Ces critiques visent, notamment, le manque de civisme d’une majorité de jeunes qui n’ont, semble-t-il, pas encore pris conscience de la gravité de la situation. «Ils doivent comprendre que ce n’est pas le virus qui circule, mais que c’est nous qui le propageons», tonne un médecin assistant de l’Hôpital du Valais, sous le couvert de l’anonymat. Il tient à ajouter que la reconnaissance de la population fait chaud au cœur du personnel soignant, mais que ces remerciements doivent être bien plus larges: «Il n’y a pas que les infirmiers ou les médecins qui méritent ces applaudissements. Il y a beaucoup plus de monde à valoriser. Les réceptionnistes, le personnel des cafétérias, les personnes qui nettoient les locaux ou encore celles qui nous livrent les médicaments. Et j’en passe. Tous ces gens méritent cette reconnaissance. C’est injuste de les oublier.»
Lire encore: Didier Pittet insiste vraiment: «Ce n’est pas le virus qui circule mais les gens»
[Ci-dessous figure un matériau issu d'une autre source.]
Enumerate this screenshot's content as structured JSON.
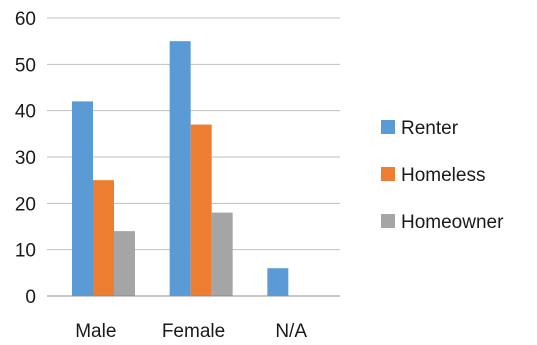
{
  "chart_data": {
    "type": "bar",
    "categories": [
      "Male",
      "Female",
      "N/A"
    ],
    "series": [
      {
        "name": "Renter",
        "color": "#5b9bd5",
        "values": [
          42,
          55,
          6
        ]
      },
      {
        "name": "Homeless",
        "color": "#ed7d31",
        "values": [
          25,
          37,
          0
        ]
      },
      {
        "name": "Homeowner",
        "color": "#a5a5a5",
        "values": [
          14,
          18,
          0
        ]
      }
    ],
    "ylim": [
      0,
      60
    ],
    "yticks": [
      0,
      10,
      20,
      30,
      40,
      50,
      60
    ],
    "grid": true,
    "legend_position": "right"
  }
}
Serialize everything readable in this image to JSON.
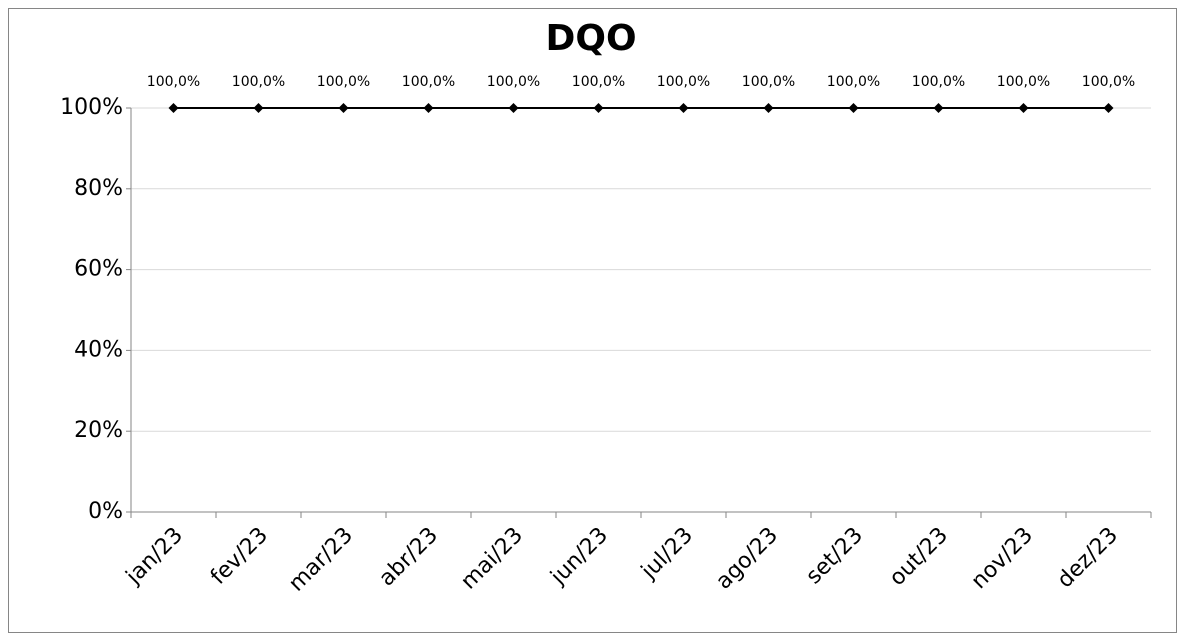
{
  "chart_data": {
    "type": "line",
    "title": "DQO",
    "categories": [
      "jan/23",
      "fev/23",
      "mar/23",
      "abr/23",
      "mai/23",
      "jun/23",
      "jul/23",
      "ago/23",
      "set/23",
      "out/23",
      "nov/23",
      "dez/23"
    ],
    "values": [
      100,
      100,
      100,
      100,
      100,
      100,
      100,
      100,
      100,
      100,
      100,
      100
    ],
    "value_labels": [
      "100,0%",
      "100,0%",
      "100,0%",
      "100,0%",
      "100,0%",
      "100,0%",
      "100,0%",
      "100,0%",
      "100,0%",
      "100,0%",
      "100,0%",
      "100,0%"
    ],
    "color": "#000000",
    "ylim": [
      0,
      100
    ],
    "yticks": [
      {
        "value": 0,
        "label": "0%"
      },
      {
        "value": 20,
        "label": "20%"
      },
      {
        "value": 40,
        "label": "40%"
      },
      {
        "value": 60,
        "label": "60%"
      },
      {
        "value": 80,
        "label": "80%"
      },
      {
        "value": 100,
        "label": "100%"
      }
    ],
    "grid": true
  }
}
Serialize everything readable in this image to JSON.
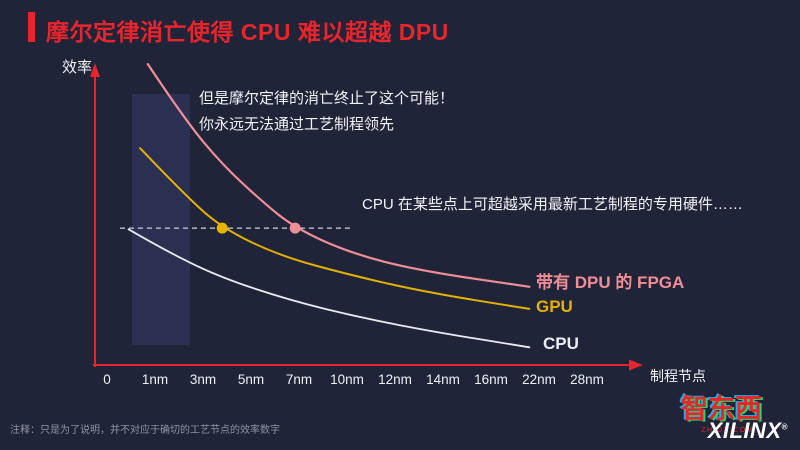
{
  "title": "摩尔定律消亡使得 CPU 难以超越 DPU",
  "annotations": {
    "line1": "但是摩尔定律的消亡终止了这个可能！",
    "line2": "你永远无法通过工艺制程领先",
    "cpu_note": "CPU 在某些点上可超越采用最新工艺制程的专用硬件……"
  },
  "footnote": "注释：只是为了说明，并不对应于确切的工艺节点的效率数字",
  "branding": {
    "xilinx": "XILINX",
    "registered": "®",
    "watermark": "智东西",
    "watermark_sub": "ZHIDX.COM"
  },
  "colors": {
    "background": "#1f2438",
    "accent_red": "#e8242c",
    "band": "#2b3052",
    "fpga_pink": "#ef8e96",
    "gpu_yellow": "#e5b000",
    "cpu_white": "#e9ebf0",
    "dashed_line": "#ccd0dd"
  },
  "chart_data": {
    "type": "line",
    "title": "",
    "xlabel": "制程节点",
    "ylabel": "效率",
    "x_tick_labels": [
      "0",
      "1nm",
      "3nm",
      "5nm",
      "7nm",
      "10nm",
      "12nm",
      "14nm",
      "16nm",
      "22nm",
      "28nm"
    ],
    "ylim": [
      0,
      105
    ],
    "grid": false,
    "legend_position": "right-of-curve-ends",
    "highlight_band_ticks": [
      "1nm",
      "3nm"
    ],
    "series": [
      {
        "name": "带有 DPU 的 FPGA",
        "color": "#ef8e96",
        "width": 2.2,
        "points": [
          [
            0.85,
            102
          ],
          [
            1.63,
            83
          ],
          [
            2.4,
            68
          ],
          [
            3.19,
            56
          ],
          [
            3.92,
            46.4
          ],
          [
            5.06,
            38
          ],
          [
            6.5,
            32
          ],
          [
            8.8,
            26.5
          ]
        ]
      },
      {
        "name": "GPU",
        "color": "#e5b000",
        "width": 2,
        "points": [
          [
            0.69,
            73.5
          ],
          [
            1.63,
            57.5
          ],
          [
            2.4,
            46.4
          ],
          [
            3.6,
            37
          ],
          [
            5.06,
            30.5
          ],
          [
            6.7,
            24.5
          ],
          [
            8.8,
            19
          ]
        ]
      },
      {
        "name": "CPU",
        "color": "#e9ebf0",
        "width": 1.8,
        "points": [
          [
            0.45,
            46
          ],
          [
            1.3,
            38
          ],
          [
            2.4,
            29.5
          ],
          [
            3.8,
            22
          ],
          [
            5.3,
            16
          ],
          [
            6.9,
            11
          ],
          [
            8.8,
            6
          ]
        ]
      }
    ],
    "markers": [
      {
        "x": 2.4,
        "y": 46.4,
        "color": "#e6b400",
        "on_series": "GPU"
      },
      {
        "x": 3.92,
        "y": 46.4,
        "color": "#ef8e96",
        "on_series": "带有 DPU 的 FPGA"
      }
    ],
    "threshold_line": {
      "x1": 0.27,
      "x2": 5.06,
      "y": 46.4
    }
  }
}
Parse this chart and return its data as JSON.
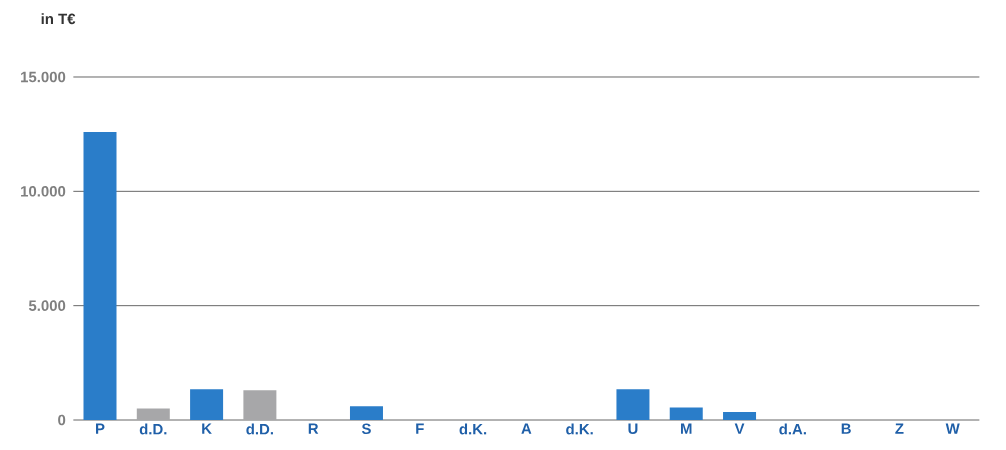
{
  "chart_data": {
    "type": "bar",
    "ylabel": "in T€",
    "categories": [
      "P",
      "d.D.",
      "K",
      "d.D.",
      "R",
      "S",
      "F",
      "d.K.",
      "A",
      "d.K.",
      "U",
      "M",
      "V",
      "d.A.",
      "B",
      "Z",
      "W"
    ],
    "values": [
      12600,
      500,
      1350,
      1300,
      0,
      600,
      0,
      0,
      0,
      0,
      1350,
      550,
      350,
      0,
      0,
      0,
      0
    ],
    "colors": [
      "#2a7dc9",
      "#a7a7a9",
      "#2a7dc9",
      "#a7a7a9",
      "#2a7dc9",
      "#2a7dc9",
      "#2a7dc9",
      "#2a7dc9",
      "#2a7dc9",
      "#2a7dc9",
      "#2a7dc9",
      "#2a7dc9",
      "#2a7dc9",
      "#2a7dc9",
      "#2a7dc9",
      "#2a7dc9",
      "#2a7dc9"
    ],
    "ylim": [
      0,
      15000
    ],
    "yticks": [
      {
        "value": 0,
        "label": "0"
      },
      {
        "value": 5000,
        "label": "5.000"
      },
      {
        "value": 10000,
        "label": "10.000"
      },
      {
        "value": 15000,
        "label": "15.000"
      }
    ],
    "grid": "y"
  }
}
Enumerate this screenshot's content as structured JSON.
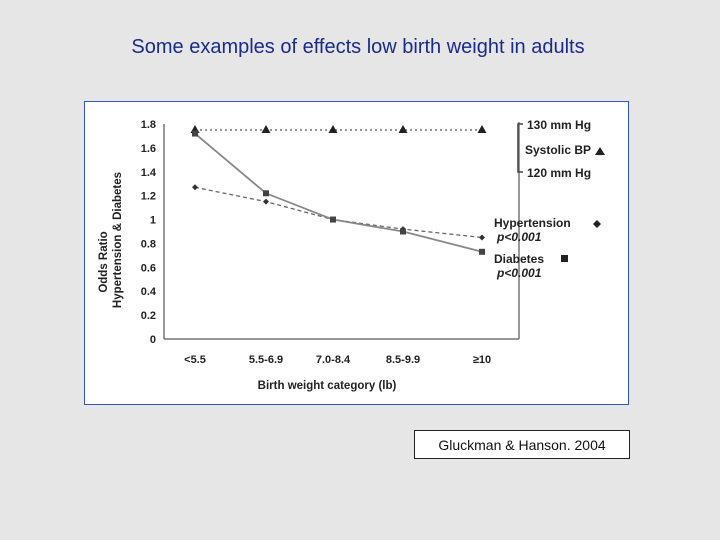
{
  "slide": {
    "title": "Some examples of effects low birth weight in adults",
    "citation": "Gluckman & Hanson. 2004"
  },
  "colors": {
    "background": "#e6e6e6",
    "title": "#1a2a8c",
    "frame_border": "#3a52c4"
  },
  "chart_data": {
    "type": "line",
    "title": "",
    "xlabel": "Birth weight category (lb)",
    "ylabel": "Odds Ratio",
    "ylabel2": "Hypertension & Diabetes",
    "categories": [
      "<5.5",
      "5.5-6.9",
      "7.0-8.4",
      "8.5-9.9",
      "≥10"
    ],
    "ylim": [
      0,
      1.8
    ],
    "yticks": [
      "0",
      "0.2",
      "0.4",
      "0.6",
      "0.8",
      "1",
      "1.2",
      "1.4",
      "1.6",
      "1.8"
    ],
    "series": [
      {
        "name": "Systolic BP",
        "marker": "triangle",
        "line": "dotted",
        "values": [
          1.75,
          1.75,
          1.75,
          1.75,
          1.75
        ]
      },
      {
        "name": "Hypertension",
        "marker": "diamond",
        "line": "dashed",
        "values": [
          1.27,
          1.15,
          1.0,
          0.92,
          0.85
        ]
      },
      {
        "name": "Diabetes",
        "marker": "square",
        "line": "solid",
        "values": [
          1.72,
          1.22,
          1.0,
          0.9,
          0.73
        ]
      }
    ],
    "legend": {
      "bp_top": "130 mm Hg",
      "bp_label": "Systolic BP",
      "bp_bottom": "120 mm Hg",
      "hyp_label": "Hypertension",
      "hyp_p": "p<0.001",
      "dia_label": "Diabetes",
      "dia_p": "p<0.001"
    }
  }
}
Cibles faciles pour le virus
Au contact des patients, quasiment jour et nuit, toutes ces personnes savent qu’elles sont une cible facile pour le virus. Les protections utilisées sont une barrière, mais il est impossible d’éviter certaines contaminations. C’est le cas à l’Hôpital du Valais, par exemple, où «à ce jour, quelques collaborateurs ont contracté le Covid-19» et «l’évolution de la situation reste incertaine», nous répond l’institution. En Lombardie, une des régions les plus touchées d’Italie, environ 20% du personnel soignant, soit quelque 350 personnes, a contracté la maladie et certaines en sont mortes, selon une étude réalisée par deux chercheurs italiens et publiée en ligne le 12 mars.
Retrouvez les principaux articles sur le virus
«Je n’ai pas très peur, il faut être raisonnable. Ça fait partie du métier, glisse Jacques Gabioud. Si on voulait vraiment se protéger, il faudrait fermer les cabinets et se rendre dans un chalet de montagne durant plusieurs semaines ou plusieurs mois. Mais ce n’est pas notre rôle.» Et si, aujourd’hui, en Suisse et dans le monde, les super-héros portaient simplement des blouses blanches?